2

I have the following input and I'd like to write a regular expression which would match every line except the first and last.

2019-03-13 00:33:44,846 [INFO] -:  foo
2019-03-13 00:33:45,096 [INFO] -:  Exception sending email
To:
[foo@bar.com, bar@bar.com]
CC:
[baz@bar.com]
Subject:
some subject
Body:
some

body
2019-03-13 00:33:45,190 [INFO] -:  bar

I thought the following should work, but it doesn't match anything:

pcregrep -M ".+Exception sending email[\S\s]+?(?=\d{4}(-\d\d){2})" ~/test.log

In plain English I would describe this as: look for a line with the exception text, followed by any character (including newlines) non-greedily, until we hit a positive lookahead for a date.

For some reason this also includes the final line, even though it doesn't on regex101. What am I missing here?


In a lot of cases, I would just use grep -A in a case like this but the problem is that the body could be any arbitrary number of lines.

Michael
  • 41,989
  • 11
  • 82
  • 128
  • Try: [\S\s]+ instead of [.\s]+ - the dot maches a literal dot when inside brackets. – Poul Bak Mar 13 '19 at 15:49
  • It works on regex101 because of the regex options `gm` also... what if in the body of you message a line starts with a date? – Jorge Campos Mar 13 '19 at 15:56
  • 1
    @JorgeCampos I have the multiline flag, the global flag doesn't conceptually apply to *grep though, right?

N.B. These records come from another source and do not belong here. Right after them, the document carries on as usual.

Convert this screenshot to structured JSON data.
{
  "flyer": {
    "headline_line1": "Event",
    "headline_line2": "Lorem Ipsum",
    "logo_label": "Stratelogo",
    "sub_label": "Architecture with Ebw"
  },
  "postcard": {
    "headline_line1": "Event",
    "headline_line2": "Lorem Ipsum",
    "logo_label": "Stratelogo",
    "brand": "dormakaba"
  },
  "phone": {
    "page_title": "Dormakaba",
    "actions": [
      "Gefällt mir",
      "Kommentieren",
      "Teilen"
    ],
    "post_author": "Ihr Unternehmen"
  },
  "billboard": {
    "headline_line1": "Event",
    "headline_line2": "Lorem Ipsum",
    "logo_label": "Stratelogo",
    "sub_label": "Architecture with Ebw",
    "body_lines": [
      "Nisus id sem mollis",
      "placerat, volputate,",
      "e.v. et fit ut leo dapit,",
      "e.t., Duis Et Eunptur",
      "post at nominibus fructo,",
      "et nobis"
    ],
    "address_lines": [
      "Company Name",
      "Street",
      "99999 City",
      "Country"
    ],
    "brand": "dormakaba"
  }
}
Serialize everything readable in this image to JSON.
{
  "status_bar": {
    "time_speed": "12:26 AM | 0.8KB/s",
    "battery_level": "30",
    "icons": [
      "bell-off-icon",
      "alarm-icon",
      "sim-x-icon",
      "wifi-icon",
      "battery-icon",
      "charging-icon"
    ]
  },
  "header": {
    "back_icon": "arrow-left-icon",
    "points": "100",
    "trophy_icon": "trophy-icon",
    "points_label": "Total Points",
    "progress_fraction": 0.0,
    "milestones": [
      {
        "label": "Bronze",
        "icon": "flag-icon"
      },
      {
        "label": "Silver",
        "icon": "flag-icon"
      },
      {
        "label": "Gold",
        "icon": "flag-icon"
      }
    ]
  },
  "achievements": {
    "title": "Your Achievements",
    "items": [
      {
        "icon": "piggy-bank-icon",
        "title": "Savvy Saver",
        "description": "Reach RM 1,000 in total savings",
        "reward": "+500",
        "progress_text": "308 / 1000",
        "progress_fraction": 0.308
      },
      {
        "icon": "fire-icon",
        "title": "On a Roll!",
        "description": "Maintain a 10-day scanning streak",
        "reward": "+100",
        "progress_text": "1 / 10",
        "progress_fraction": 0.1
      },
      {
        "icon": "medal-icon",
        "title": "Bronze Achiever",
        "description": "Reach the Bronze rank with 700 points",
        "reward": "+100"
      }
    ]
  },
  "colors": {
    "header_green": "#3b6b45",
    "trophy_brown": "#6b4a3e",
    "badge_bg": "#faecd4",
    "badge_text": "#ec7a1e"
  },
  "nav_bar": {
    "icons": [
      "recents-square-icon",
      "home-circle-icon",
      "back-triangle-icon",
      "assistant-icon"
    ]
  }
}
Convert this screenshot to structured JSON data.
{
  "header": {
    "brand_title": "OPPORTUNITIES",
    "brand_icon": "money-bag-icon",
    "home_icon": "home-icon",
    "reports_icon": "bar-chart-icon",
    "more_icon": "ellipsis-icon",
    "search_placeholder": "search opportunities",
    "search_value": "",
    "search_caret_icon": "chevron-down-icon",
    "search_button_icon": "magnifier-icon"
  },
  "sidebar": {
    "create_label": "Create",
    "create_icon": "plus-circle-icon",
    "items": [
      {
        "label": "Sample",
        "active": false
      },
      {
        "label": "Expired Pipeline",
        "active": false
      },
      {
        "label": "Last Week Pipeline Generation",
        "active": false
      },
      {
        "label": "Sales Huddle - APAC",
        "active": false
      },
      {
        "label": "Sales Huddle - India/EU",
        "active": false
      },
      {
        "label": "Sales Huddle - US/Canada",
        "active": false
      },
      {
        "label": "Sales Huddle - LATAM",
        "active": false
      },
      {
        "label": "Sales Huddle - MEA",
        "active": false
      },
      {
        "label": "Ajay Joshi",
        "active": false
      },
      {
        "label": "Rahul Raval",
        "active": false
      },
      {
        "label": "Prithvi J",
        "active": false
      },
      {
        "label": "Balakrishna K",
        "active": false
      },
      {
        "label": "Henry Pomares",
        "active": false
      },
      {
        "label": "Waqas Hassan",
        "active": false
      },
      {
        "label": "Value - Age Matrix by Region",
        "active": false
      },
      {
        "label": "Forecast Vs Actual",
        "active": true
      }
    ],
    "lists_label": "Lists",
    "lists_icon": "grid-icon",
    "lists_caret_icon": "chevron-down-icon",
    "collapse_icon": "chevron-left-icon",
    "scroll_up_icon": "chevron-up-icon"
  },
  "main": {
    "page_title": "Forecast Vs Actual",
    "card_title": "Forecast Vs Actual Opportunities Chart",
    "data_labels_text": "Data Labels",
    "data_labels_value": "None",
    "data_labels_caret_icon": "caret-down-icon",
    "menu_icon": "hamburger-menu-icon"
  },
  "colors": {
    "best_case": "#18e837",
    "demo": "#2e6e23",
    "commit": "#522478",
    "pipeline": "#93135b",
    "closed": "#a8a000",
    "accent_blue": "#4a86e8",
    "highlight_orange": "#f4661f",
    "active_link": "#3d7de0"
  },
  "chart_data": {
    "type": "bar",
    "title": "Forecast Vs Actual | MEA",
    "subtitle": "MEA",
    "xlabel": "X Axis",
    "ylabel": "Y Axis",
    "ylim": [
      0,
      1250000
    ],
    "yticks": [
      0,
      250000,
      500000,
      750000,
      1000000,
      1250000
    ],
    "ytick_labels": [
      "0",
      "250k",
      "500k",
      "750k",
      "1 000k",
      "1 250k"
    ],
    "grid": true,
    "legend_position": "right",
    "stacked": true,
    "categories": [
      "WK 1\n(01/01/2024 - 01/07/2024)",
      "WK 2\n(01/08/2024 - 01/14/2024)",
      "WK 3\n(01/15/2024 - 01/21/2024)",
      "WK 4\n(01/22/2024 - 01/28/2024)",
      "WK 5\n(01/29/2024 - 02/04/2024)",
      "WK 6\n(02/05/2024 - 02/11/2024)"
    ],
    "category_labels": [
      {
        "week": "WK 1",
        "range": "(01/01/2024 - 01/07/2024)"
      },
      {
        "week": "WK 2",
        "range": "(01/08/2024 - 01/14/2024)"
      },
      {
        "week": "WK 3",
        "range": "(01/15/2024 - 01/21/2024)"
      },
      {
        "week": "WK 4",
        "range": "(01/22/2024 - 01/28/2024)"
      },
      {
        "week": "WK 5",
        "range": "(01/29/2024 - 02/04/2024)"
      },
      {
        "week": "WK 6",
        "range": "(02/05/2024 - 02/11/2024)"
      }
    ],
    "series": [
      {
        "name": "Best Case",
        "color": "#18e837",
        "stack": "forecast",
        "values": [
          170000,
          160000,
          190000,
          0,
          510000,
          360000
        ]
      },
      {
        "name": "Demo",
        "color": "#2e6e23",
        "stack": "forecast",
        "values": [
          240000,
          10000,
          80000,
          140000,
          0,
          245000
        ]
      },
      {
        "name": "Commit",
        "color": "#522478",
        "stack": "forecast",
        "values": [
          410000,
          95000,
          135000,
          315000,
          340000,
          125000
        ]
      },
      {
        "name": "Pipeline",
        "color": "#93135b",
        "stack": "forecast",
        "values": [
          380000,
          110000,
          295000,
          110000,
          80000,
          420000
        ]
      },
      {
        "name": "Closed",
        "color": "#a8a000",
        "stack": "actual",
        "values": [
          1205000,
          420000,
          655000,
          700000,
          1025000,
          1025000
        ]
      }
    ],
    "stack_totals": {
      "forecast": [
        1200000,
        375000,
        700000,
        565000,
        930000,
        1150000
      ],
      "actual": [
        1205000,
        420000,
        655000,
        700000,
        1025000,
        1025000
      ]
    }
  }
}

Yeah, I had considered that. The content of the emails is such that in practice that won't happen. It's safe to ignore it. – Michael Mar 13 '19 at 15:58
  • I tested your regex against your input and it does return the expected result on my Debian setup (`pcregrep version 8.39 2016-06-14`). Are you using this exact input to test ? – ttzn Mar 13 '19 at 16:15
  • @CoffeeNinja Yes, the input is the same as listed here. The version is a bit older, however I don't have the rights to change it: `pcregrep version 7.8 2008-09-05` – Michael Mar 13 '19 at 16:17

1 Answers1

2

It almost certainly has to do with the tool. As the changelog for pcregrep states under "Version 8.12 15-Jan-2011" :

  1. In pcregrep, when a pattern that ended with a literal newline sequence was matched in multiline mode, the following line was shown as part of the match. This seems wrong, so I have changed it.

A simple fix would be to add a newline character inside the lookahead expression, which will pull it out of the match and prevent the last line from showing :

pcregrep -M ".+Exception sending email[\S\s]+?(?=[\r\n]\d{4}(-\d\d){2})" ~/test.log
ttzn
  • 2,543
  • 22
  • 26